Ex-NBC Reporter Took Orders But Booted Anyway, Jury Hears

By Daniel Siegal
(Law360, Los Angeles)

A Peabody Award-winning investigative journalist alleging NBC painted him as insubordinate as a pretense to fire him from its Los Angeles station took the stand Monday in an age bias and wrongful termination trial, telling a California jury he never refused an assignment.

During the third day of trial in Los Angeles on 72-year-old Frank Snepp's claims that his supervisors concocted a false pattern of insubordination to fire him from NBCUniversal Media LLC's Los Angeles affiliate because of his age, Snepp himself took the stand.

Under examination by his attorney, Suzelle Smith of Howarth & Smith, Snepp gave a broad overview of his responsibilities as an investigative journalist at the station, and walked the jury through the steps of producing an investigative report, from getting a tip and researching the story to shooting, editing, adding graphics and having the final product cleared by NBC's legal department.

Snepp said that despite the “lively give and take” he engaged in with his superiors when pushing to get his reporting on the air, he “never refused an assignment.”

NBC has argued during the trial that Snepp was fired because after a company reorganization in 2009 resulted in Snepp switching job titles — from Field Producer to Content Producer — and getting a $10,000 salary bump, the journalist refused his bosses' orders to expand the scope of his job to include producing more, shorter stories, and to handle certain photographing and editing responsibilities himself.

Smith on Monday asked Snepp about the impact of NBC's reorganization on his job duties, and Snepp said that the station's News Director at the time of the switch, Bob Long, told him it was “simply a name change,” and wouldn't change what his job entailed.

“He said that investigative journalism was the way to improve viewership, to attract people, they would come to see original reporting ... it was the DNA, he said, of NBC,” Snepp said.

A reporter for the network's Los Angeles affiliate, KNBC-TV, Snepp sued in October 2013, alleging he was a victim of the station's efforts to appeal to a younger demographic when he was terminated in October 2012 at age 69.
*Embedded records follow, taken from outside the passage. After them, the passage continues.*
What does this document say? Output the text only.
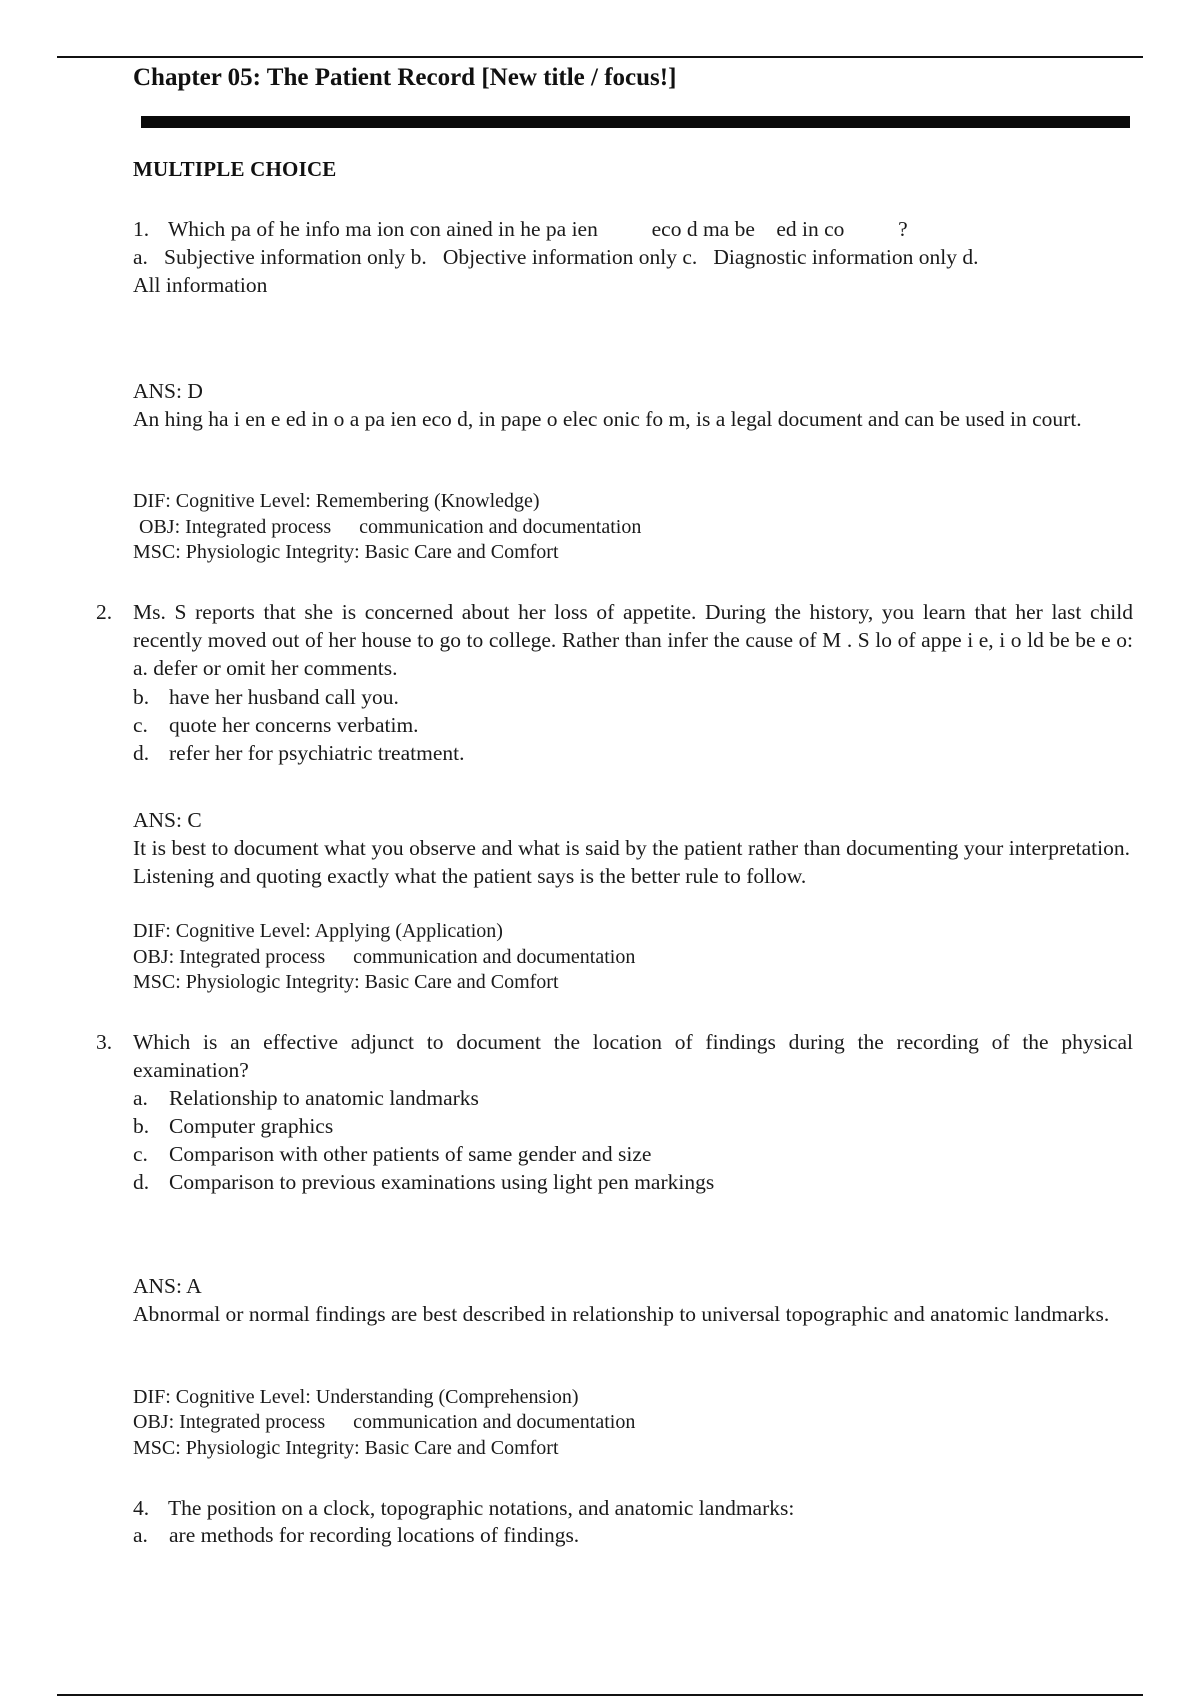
Chapter 05: The Patient Record [New title / focus!]
MULTIPLE CHOICE
1. Which pa of he info ma ion con ained in he pa ien          eco d ma be    ed in co          ?
a.   Subjective information only b.   Objective information only c.   Diagnostic information only d.
All information
ANS: D
An hing ha i en e ed in o a pa ien eco d, in pape o elec onic fo m, is a legal document and can be used in court.
DIF: Cognitive Level: Remembering (Knowledge)
OBJ: Integrated process communication and documentation
MSC: Physiologic Integrity: Basic Care and Comfort
2. Ms. S reports that she is concerned about her loss of appetite. During the history, you learn that her last child recently moved out of her house to go to college. Rather than infer the cause of M . S lo of appe i e, i o ld be be e o: a. defer or omit her comments.
b. have her husband call you.
c. quote her concerns verbatim.
d. refer her for psychiatric treatment.
ANS: C
It is best to document what you observe and what is said by the patient rather than documenting your interpretation. Listening and quoting exactly what the patient says is the better rule to follow.
DIF: Cognitive Level: Applying (Application)
OBJ: Integrated process communication and documentation
MSC: Physiologic Integrity: Basic Care and Comfort
3. Which is an effective adjunct to document the location of findings during the recording of the physical examination?
a. Relationship to anatomic landmarks
b. Computer graphics
c. Comparison with other patients of same gender and size
d. Comparison to previous examinations using light pen markings
ANS: A
Abnormal or normal findings are best described in relationship to universal topographic and anatomic landmarks.
DIF: Cognitive Level: Understanding (Comprehension)
OBJ: Integrated process communication and documentation
MSC: Physiologic Integrity: Basic Care and Comfort
4. The position on a clock, topographic notations, and anatomic landmarks:
a. are methods for recording locations of findings.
Snepp, who was a chief intelligence analyst for the U.S. Central Intelligence Agency in North Vietnam during the Vietnam War, has decades of television news experience under his belt. He was hired by NBC in 2005 at the age of 61. One year later, he earned the Peabody Award for a four-part series that investigated environmental and safety hazards at the site of a commercial-residential development in southwest Los Angeles.

According to Snepp's complaint, around 2009, NBC started focusing on its online content and began marginalizing Snepp and other older employees. In August 2010, there was a change in leadership at the station: Vickie Burns, who took over as news director, frequently stated her desire to appeal to a young audience of 20-somethings, Snepp said.

Once, at a morning staff meeting, Snepp alleged that Burns turned to him and said, "Some people just see you as a grumpy old man who oughta just quit."

Burns also allegedly scolded another employee, NBC Platform Manager Todd Reed, after he put Snepp on air to provide commentary for the breaking story of Osama bin Laden’s death in May 2011.

Snepp's civil complaint said his experience with ageism was not unique. Throughout his employment, he made several complaints about the company's apparent age discrimination, including submitting a 150-page summary of his experiences to his superiors.

Snepp's suit also claims he was retaliated against for speaking out about the age discrimination at the station.

That cause of action, however, was tossed by Los Angeles Superior Court Judge Stephen Moloney in August. He agreed with NBC that Snepp failed to show a causal link between his complaints about age discrimination to the network's human resources and legal departments, and the news managers who fired him.

Last week, Bart Williams of Munger Tolles & Olson LLP, representing NBC, told the jury during opening statements that Snepp was in fact the victim of his own obstinacy and refusal to adjust after the reorganization that resulted in more than 50 layoffs.

Williams noted that other decorated employees at the station, including anchor Paul Moyer, who teamed with Snepp on his Peabody-winning story, were cooperating, but Snepp flatly refused his bosses' entreaties.

Trial will resume Tuesday morning with more direct examination of Snepp.

Snepp is represented by Suzelle Smith, Don Howarth, Jessica C. Walsh and Archibald Magill Smith IV of Howarth & Smith.

NBC is represented by Bart H. Williams, Manuel F. Cachan, Margaret G. Maraschino and Erin J. Cox of Munger Tolles & Olson LLP.

The case is Frank W. Snepp v. NBCUniversal Media LLC et al., case number BC523279, in the Superior Court of the State of California, County of Los Angeles.